Le mouvement de la plaque avait fait rouler les mottes appuyées contre elle, et avait éveillé l'attention du gendarme, qui se délassait de son ennui en lisant des Quotidienne, et qui croyait avoir bâti son édifice pyrotechnique avec plus de solidité. Le bruit produit par les tentatives de mademoiselle de Kersabiec fit naître en lui une singulière idée : il se figura qu'il y avait des rats dans la cheminée, et, pensant que la chaleur allait les forcer de sortir, il réveilla son camarade, et tous deux se mirent en devoir de leur donner la chasse avec leur sabre.
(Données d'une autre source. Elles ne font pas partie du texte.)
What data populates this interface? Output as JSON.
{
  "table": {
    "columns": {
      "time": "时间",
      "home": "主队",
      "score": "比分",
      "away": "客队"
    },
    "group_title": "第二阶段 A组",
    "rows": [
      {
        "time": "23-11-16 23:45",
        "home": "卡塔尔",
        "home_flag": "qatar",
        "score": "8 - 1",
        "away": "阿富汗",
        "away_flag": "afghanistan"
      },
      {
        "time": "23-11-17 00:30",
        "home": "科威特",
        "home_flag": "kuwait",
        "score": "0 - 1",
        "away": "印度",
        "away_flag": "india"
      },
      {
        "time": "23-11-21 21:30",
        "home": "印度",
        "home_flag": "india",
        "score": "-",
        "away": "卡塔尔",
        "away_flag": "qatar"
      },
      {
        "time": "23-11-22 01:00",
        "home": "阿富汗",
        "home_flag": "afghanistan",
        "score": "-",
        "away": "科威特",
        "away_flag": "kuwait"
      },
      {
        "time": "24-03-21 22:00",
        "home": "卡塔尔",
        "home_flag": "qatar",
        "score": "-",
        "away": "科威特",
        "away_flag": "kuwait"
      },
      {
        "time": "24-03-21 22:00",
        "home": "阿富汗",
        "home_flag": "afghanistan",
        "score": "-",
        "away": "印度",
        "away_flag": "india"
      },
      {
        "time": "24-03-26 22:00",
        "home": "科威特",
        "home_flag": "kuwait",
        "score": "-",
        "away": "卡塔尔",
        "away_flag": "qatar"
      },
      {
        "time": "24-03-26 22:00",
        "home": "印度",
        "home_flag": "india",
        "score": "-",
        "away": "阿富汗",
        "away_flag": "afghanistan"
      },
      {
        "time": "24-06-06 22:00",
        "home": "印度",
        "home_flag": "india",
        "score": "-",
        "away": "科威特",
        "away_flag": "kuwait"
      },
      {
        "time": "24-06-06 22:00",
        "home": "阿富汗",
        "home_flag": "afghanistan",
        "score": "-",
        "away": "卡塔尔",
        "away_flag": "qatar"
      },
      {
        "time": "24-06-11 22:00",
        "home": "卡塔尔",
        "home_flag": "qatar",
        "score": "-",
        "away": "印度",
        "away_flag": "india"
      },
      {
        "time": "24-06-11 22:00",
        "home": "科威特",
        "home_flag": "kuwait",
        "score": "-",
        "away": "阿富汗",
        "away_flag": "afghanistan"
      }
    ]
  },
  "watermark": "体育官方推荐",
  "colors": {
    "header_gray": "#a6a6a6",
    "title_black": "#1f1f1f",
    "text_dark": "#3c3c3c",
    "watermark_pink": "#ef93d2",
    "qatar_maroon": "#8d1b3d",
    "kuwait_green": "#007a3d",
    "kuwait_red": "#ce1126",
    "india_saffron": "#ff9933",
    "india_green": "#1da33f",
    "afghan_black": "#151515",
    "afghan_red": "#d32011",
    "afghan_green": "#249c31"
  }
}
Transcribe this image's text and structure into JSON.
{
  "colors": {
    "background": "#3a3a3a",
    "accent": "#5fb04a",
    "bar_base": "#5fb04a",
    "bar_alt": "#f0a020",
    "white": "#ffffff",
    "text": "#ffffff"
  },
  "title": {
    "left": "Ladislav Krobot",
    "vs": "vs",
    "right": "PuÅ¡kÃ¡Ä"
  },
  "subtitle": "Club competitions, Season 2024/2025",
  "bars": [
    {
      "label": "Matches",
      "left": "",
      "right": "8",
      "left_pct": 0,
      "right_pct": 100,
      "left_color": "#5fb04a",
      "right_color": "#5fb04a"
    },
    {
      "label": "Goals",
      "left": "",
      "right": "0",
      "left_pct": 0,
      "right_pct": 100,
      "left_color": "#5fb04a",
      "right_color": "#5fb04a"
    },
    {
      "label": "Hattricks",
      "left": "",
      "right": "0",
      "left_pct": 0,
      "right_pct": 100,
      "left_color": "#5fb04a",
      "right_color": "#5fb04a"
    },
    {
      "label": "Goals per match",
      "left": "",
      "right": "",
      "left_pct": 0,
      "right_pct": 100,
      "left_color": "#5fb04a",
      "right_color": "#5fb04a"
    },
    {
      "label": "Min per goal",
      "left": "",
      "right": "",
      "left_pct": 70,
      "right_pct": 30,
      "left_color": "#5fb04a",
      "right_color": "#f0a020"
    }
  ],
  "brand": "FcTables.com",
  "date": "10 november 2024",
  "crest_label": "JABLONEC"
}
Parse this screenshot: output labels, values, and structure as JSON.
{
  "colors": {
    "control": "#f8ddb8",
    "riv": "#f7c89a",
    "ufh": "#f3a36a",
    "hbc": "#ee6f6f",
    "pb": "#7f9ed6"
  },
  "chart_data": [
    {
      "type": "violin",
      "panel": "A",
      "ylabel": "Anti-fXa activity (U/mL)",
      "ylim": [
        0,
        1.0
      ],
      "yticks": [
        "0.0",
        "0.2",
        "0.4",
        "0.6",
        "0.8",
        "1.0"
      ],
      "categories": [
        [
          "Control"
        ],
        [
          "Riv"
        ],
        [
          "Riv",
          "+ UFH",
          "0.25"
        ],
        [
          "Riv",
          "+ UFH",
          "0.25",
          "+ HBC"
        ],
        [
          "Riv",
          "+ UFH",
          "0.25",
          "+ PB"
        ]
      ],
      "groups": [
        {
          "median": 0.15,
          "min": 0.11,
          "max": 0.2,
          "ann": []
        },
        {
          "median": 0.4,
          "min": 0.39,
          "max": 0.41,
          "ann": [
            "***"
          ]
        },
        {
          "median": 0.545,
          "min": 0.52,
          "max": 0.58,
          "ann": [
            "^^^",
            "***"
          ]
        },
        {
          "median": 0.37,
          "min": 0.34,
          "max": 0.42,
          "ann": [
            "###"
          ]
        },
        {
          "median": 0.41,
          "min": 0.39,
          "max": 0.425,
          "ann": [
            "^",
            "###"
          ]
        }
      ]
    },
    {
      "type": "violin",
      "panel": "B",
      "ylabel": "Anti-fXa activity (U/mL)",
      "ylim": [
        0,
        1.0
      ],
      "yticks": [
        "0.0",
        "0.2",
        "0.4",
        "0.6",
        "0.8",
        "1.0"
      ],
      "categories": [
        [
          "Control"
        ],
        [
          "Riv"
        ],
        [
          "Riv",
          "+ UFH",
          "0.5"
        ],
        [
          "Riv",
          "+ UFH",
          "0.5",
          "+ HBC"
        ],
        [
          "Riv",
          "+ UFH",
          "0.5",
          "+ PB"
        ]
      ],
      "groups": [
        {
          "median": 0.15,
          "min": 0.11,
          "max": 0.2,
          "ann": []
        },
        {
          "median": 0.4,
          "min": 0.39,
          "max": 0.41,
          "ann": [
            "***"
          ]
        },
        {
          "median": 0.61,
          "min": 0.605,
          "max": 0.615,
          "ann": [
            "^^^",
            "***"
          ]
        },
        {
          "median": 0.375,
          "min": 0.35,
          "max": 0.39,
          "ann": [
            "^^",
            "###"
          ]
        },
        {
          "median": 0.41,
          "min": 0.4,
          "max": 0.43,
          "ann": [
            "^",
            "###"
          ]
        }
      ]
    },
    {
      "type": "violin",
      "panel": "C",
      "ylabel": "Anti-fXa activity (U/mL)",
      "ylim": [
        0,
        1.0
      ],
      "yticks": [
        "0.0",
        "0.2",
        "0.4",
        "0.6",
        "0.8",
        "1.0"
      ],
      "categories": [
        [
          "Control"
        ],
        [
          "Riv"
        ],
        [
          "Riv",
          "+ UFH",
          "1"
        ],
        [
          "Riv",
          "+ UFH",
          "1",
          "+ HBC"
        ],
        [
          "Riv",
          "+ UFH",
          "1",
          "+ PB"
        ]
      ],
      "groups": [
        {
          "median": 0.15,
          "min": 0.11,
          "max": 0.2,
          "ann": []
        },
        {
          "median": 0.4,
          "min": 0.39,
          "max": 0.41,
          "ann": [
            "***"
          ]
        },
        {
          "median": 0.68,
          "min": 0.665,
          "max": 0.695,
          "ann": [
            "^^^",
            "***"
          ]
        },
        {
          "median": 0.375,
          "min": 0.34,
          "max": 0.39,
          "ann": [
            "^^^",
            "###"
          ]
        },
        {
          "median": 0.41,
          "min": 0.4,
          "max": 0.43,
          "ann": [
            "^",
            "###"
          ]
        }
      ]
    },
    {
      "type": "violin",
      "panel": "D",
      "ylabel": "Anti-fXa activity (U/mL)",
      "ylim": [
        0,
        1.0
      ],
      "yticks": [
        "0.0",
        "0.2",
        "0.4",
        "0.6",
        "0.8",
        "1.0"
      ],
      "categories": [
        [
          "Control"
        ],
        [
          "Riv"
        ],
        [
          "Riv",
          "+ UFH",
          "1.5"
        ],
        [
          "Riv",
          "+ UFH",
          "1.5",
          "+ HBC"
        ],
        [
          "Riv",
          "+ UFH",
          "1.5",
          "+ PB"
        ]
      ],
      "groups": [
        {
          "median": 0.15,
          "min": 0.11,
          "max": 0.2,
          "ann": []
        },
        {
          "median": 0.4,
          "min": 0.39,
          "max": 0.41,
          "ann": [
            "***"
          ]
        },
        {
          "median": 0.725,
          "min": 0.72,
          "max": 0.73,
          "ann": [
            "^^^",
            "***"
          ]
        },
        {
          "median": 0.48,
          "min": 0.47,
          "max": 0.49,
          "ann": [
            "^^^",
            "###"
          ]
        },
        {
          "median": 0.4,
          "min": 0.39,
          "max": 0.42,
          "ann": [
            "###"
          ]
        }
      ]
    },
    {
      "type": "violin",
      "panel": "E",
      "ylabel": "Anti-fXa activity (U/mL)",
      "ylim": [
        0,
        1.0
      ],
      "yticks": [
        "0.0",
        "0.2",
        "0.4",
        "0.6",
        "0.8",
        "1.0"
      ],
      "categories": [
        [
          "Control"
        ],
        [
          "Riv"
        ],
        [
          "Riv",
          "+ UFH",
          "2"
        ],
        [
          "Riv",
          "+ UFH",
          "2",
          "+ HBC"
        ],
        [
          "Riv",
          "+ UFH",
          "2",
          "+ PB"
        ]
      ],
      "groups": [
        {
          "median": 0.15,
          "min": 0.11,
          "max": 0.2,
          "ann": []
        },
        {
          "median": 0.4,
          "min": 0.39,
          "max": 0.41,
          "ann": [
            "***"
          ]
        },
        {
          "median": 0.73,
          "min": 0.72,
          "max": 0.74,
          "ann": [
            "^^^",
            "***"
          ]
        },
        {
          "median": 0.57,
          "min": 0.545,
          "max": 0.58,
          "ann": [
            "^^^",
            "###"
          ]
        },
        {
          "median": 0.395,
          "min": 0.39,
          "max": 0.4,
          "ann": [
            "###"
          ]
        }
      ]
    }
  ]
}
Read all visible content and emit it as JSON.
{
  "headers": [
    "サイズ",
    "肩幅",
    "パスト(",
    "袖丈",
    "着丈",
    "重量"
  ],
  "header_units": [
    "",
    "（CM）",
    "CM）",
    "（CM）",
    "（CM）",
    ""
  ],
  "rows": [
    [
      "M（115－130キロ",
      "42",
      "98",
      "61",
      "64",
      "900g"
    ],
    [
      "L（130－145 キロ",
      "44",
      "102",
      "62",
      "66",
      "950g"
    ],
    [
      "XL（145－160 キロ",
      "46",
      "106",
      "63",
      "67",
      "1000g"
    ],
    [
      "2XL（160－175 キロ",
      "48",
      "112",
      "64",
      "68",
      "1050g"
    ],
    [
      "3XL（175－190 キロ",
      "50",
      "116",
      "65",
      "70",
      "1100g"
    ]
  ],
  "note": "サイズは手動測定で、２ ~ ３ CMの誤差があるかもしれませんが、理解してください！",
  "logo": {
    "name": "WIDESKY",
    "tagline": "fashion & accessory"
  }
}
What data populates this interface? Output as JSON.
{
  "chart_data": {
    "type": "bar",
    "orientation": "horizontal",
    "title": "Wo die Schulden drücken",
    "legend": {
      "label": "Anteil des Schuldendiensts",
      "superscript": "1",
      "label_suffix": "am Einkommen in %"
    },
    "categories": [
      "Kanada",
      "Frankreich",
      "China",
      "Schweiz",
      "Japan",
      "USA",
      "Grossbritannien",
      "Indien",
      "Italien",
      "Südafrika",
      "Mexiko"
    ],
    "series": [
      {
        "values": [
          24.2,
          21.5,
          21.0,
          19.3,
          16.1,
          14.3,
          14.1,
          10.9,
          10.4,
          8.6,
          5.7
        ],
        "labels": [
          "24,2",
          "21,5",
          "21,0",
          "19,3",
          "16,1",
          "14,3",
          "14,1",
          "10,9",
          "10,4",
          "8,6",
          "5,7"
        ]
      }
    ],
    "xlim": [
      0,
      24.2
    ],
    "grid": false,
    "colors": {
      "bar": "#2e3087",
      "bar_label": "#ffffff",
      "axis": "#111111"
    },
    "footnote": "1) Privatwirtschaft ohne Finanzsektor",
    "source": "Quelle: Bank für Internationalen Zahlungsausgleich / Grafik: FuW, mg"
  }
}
Cependant, la chaleur et la fumée augmentaient à chaque instant les tortures des reclus. La plaque ayant fait un mouvement, un des gendarmes dit :
- Qui est là ?
Mademoiselle Stylite répondit :
- Nous nous rendons ; nous allons ouvrir ; ôtez le feu.
Les deux gendarmes s'élancèrent aussitôt sur le feu, qu'ils dispersèrent à coups de pied. La duchesse sortit la première, forcée de poser ses pieds et ses mains sur le foyer brûlant ; ses compagnons la suivirent. Il était neuf heures et demie du matin environ, et, depuis seize heures, ils étaient renfermés dans cette cachette, sans aucune nourriture.